Come la purpurea rosa ha bisogno della rugiada, della brezza mattutina e dei raggi del sole per emanare il suo fragrante profumo, così l’amore ha bisogno di emozioni, sospiri, palpiti per fare sbocciare i suoi petali al cospetto del sole e della luna”.
“O rosa, ti ho cercata
Tra tutte le rose, ma non ti ho trovata. Ho patito, ho gridato, ho urlato,
girovagato
da una terra a un’altra nell’immensità. Alla fine ti ho trovata quieta, addormentata
nel mio cuore”.
Ti hanno spesso associato a un grandissimo nome come Khalil Gibran. Che cosa ha rappresentato per te questo grandissimo autore?

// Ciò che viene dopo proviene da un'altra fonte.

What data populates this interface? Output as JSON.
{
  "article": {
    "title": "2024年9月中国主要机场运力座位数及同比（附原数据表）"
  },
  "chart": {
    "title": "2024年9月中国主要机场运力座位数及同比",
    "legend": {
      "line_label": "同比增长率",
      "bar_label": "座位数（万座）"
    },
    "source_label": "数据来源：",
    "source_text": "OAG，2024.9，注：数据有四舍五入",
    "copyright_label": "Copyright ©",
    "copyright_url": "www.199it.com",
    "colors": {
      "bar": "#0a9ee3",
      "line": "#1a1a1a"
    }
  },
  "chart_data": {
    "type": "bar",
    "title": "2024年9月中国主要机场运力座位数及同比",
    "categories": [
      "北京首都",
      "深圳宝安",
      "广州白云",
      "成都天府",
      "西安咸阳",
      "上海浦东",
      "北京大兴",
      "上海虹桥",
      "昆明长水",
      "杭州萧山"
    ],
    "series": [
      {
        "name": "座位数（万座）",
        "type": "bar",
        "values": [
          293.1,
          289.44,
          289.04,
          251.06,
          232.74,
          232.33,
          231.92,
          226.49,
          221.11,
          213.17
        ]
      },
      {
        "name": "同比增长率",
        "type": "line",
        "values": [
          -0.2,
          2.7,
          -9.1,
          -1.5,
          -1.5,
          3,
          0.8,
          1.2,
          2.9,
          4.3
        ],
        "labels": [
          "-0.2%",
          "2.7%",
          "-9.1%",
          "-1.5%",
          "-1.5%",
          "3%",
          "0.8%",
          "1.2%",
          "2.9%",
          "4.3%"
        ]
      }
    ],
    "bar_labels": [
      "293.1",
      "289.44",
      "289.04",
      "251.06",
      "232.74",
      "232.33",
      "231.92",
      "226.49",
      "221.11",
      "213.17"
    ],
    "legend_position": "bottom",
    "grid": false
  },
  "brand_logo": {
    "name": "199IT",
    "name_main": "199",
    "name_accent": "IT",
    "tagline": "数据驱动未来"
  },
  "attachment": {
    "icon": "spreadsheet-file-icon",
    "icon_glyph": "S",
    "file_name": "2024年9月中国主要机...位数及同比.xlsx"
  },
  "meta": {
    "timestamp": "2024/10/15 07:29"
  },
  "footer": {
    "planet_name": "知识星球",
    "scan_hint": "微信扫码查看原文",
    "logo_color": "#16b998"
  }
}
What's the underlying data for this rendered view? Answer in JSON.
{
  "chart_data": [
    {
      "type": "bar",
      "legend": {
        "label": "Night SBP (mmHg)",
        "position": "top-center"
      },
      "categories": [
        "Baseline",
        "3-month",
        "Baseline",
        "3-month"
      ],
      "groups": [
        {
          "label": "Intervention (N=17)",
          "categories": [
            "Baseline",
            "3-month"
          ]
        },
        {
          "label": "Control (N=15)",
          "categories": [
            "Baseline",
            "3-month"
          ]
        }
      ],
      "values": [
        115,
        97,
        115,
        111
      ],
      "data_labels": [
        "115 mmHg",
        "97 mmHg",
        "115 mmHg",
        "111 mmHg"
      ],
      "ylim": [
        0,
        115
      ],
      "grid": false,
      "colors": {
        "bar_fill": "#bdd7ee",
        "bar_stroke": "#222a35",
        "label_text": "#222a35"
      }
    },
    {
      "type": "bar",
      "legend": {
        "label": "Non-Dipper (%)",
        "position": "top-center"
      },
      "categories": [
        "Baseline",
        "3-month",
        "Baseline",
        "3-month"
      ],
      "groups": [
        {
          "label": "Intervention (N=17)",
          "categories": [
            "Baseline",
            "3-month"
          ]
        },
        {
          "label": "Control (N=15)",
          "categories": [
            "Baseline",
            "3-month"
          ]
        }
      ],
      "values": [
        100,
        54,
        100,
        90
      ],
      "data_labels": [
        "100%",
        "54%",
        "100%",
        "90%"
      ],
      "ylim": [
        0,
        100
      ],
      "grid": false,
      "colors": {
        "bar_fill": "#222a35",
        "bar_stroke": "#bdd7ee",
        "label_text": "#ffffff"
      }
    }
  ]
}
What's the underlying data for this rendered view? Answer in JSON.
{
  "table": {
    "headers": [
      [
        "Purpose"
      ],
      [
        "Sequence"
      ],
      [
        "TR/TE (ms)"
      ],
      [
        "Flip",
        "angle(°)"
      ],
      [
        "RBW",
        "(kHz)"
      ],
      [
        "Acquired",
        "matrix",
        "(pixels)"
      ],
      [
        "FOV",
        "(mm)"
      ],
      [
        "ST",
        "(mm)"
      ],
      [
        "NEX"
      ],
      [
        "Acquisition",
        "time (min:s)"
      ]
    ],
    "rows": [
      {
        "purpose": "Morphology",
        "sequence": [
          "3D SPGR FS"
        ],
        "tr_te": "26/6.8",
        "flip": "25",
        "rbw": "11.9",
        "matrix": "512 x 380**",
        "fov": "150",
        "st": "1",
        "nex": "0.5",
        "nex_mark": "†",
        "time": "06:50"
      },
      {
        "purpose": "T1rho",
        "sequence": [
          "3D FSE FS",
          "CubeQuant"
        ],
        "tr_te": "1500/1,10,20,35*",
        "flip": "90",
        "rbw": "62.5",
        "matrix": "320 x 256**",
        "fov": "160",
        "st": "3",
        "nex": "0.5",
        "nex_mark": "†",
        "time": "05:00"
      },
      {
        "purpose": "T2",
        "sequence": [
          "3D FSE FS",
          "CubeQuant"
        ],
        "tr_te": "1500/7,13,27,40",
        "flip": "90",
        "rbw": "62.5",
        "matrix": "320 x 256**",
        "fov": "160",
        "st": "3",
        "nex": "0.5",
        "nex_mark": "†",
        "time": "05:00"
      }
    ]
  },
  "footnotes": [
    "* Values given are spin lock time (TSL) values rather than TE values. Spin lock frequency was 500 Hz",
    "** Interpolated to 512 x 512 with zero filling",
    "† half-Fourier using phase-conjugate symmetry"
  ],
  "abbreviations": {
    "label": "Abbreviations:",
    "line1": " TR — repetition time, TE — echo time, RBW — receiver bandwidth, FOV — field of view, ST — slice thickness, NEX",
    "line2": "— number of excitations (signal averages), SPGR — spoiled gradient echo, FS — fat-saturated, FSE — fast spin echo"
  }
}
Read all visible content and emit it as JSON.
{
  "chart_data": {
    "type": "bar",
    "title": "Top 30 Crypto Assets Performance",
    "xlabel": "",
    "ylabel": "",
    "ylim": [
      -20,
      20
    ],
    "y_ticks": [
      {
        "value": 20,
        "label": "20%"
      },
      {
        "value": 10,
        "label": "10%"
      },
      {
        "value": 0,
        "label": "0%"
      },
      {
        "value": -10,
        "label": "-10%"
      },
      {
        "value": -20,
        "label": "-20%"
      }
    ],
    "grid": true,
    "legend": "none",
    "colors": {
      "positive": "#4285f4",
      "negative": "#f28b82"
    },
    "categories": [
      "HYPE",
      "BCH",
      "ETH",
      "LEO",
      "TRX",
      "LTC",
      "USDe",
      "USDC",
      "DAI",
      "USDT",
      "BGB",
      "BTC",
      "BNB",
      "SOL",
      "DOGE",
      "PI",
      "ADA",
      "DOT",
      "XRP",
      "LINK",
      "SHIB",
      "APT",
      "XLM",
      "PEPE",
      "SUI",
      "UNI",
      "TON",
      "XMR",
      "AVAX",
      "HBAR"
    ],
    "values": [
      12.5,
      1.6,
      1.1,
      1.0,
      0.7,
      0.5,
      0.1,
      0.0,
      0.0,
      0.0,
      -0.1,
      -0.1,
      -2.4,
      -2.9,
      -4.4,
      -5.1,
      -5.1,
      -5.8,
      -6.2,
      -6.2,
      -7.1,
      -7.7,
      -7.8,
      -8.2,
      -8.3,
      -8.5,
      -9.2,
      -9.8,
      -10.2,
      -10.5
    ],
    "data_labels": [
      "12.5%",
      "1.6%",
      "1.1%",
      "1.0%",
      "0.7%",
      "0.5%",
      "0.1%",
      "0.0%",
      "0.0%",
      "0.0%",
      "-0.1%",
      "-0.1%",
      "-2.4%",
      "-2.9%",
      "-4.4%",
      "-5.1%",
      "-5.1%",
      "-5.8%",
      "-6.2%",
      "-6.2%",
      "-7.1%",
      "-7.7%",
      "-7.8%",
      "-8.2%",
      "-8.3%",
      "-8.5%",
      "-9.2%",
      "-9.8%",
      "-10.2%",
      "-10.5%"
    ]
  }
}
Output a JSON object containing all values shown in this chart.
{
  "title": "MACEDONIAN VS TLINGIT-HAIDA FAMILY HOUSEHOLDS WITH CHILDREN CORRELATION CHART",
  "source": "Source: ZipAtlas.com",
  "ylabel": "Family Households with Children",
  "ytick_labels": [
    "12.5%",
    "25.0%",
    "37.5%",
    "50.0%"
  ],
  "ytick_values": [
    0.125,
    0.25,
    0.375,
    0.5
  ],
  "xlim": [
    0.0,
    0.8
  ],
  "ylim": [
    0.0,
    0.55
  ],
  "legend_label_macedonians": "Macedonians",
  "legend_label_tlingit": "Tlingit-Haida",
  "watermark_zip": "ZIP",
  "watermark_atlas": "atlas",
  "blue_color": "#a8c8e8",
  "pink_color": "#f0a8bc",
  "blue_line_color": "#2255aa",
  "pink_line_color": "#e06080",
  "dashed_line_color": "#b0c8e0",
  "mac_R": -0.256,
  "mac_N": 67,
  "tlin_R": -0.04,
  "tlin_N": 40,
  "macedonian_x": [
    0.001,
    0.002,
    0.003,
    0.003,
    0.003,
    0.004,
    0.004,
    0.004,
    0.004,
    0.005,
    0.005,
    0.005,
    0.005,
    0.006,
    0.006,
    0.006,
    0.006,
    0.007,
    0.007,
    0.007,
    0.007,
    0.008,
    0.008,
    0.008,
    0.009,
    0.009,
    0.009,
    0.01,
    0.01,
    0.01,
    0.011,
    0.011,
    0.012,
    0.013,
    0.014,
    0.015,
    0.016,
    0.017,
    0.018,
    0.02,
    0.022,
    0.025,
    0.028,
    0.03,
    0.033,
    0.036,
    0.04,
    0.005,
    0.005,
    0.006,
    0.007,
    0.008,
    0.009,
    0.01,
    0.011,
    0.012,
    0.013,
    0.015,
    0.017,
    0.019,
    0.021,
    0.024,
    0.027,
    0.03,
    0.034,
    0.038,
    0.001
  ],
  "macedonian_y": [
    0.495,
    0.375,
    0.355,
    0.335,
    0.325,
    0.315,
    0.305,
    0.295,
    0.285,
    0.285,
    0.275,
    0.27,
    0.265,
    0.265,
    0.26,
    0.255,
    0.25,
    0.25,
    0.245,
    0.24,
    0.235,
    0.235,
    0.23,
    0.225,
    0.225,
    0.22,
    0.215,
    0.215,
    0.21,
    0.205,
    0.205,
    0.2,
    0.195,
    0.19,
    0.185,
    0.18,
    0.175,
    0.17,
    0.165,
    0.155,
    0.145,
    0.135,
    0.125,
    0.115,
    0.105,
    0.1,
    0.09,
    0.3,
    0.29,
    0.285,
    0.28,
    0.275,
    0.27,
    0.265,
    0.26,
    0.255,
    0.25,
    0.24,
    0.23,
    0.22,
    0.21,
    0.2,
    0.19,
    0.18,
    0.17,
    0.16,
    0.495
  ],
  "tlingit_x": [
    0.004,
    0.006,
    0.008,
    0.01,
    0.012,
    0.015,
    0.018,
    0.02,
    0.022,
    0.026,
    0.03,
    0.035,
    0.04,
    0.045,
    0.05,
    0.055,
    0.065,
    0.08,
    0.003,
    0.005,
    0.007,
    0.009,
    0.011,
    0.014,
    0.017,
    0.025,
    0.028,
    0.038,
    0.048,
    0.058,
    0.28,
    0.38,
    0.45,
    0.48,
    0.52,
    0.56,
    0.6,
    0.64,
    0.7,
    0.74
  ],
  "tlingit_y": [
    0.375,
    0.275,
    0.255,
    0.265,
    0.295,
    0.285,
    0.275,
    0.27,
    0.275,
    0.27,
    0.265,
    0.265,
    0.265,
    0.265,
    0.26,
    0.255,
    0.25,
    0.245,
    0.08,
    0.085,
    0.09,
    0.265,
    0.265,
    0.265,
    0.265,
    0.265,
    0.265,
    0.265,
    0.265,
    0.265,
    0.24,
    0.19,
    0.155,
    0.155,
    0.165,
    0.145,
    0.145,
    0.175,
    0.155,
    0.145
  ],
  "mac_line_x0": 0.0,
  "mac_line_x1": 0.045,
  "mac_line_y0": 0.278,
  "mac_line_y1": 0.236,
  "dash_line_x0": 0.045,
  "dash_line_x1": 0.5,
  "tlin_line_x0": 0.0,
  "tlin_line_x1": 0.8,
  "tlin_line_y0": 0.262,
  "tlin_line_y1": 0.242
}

È stato il mio professore di vita. Avevo 10 anni ed ero a casa di mia zia quando ho letto per la prima volta “Le ali spezzate” che poi, dopo tanti anni, ho tradotto. Nel 2014 ho scritto un libro di poesie intitolato “L’ultimo Profeta, Gibran nel mio cuore”, grazie al quale ho ricevuto il fiorino d’oro di Firenze. Insomma, ho fatto tanto della sua strada, non ho fatto la sua strada.
A quali altri autori sei affezionato?
Dante Alighieri, Carducci, Leopardi e Pirandello.
Quali consigli daresti a tutti quelli che si apprestano a studiare la lingua araba?
Metterci amore, passione. Non bisogna avere fretta, è necessario avere pazienza perché ogni cosa fatta con la fretta non porta buoni frutti. Insegno anche questo ai miei allievi e devo dire che funziona.